Angus gave humanity a fighting chance, and even though he’d died in the process, my uncle was something even bigger than a legend to most people. I’d grown up hearing stories about him from Mom and Dad, as well as everyone else in my little extended family, but it was the people in the colony who’d made him seem larger than life to me.
Most of time, people treated me differently the second they found out who my uncle was. There were moments when it was nice, but mostly it had made me feel strange. Secluded. Maybe that was why I’d formed so few real relationships outside my close-knit little family. Other than my one boyfriend and Jackson, that is, and both of those had come later. Jackson had popped into my life during a time when I’d felt totally alone, giving me exactly what I’d needed in that moment: comfort. Colton, too, but in a different way.

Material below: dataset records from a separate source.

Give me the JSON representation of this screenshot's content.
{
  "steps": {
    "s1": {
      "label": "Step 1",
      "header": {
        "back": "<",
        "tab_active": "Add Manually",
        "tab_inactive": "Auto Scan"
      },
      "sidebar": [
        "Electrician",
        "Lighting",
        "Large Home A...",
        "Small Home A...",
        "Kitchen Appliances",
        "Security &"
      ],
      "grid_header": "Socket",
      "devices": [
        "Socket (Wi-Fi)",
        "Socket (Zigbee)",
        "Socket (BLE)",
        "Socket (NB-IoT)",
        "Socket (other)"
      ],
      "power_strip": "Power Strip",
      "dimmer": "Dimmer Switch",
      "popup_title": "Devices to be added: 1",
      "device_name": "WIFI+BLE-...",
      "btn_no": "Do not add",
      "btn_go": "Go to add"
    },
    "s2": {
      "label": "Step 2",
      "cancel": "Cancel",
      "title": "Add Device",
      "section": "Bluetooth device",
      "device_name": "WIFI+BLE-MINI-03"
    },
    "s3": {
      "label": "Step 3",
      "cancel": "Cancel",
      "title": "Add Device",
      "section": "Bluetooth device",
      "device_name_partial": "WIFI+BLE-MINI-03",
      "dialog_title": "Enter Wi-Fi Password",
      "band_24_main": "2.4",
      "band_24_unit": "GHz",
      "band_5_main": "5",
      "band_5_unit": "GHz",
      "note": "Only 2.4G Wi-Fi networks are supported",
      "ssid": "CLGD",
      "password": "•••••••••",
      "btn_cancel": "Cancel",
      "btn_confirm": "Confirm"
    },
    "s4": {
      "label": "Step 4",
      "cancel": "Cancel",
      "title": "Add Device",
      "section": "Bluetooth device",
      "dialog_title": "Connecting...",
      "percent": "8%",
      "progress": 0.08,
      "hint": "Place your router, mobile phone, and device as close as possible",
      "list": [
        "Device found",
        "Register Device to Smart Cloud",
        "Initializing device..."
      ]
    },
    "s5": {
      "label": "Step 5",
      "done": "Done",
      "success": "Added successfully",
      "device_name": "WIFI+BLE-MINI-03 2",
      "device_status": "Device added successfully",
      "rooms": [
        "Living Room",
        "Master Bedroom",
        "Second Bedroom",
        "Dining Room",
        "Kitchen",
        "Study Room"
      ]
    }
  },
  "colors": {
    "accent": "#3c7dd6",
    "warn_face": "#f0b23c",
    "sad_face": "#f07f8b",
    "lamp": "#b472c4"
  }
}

I was so lost in thought that I made it down the wall without even realizing it, and the second my feet hit the ground I took off running. Suddenly, I felt like a kid again. Rushing home after a disagreement with a classmate or acquaintance. Only, back then I’d had someone to run to. If Dad was home, he’d listen silently to what I had to say, ready with advice that sounded wise despite the slight drawl marring his speech. Mom’s reaction, however, had usually been the opposite. She’d interject and ask questions. Calmly try to get to the root of the problem so she could help guide me in the right direction.
Now though, no one at home would be willing to listen to my petty problems.
I darted down the dark alley that led away from the wall, jumping over trash and other debris as I went. Anymore, most of the wall was impossible to scale, but Jackson and I had our special little place. Tucked behind a couple buildings, somehow it had been overlooked when they’d cemented the rest of the wall together a couple years ago. Or maybe, knowing how much I liked sitting up there, Jackson had talked his dad into leaving it.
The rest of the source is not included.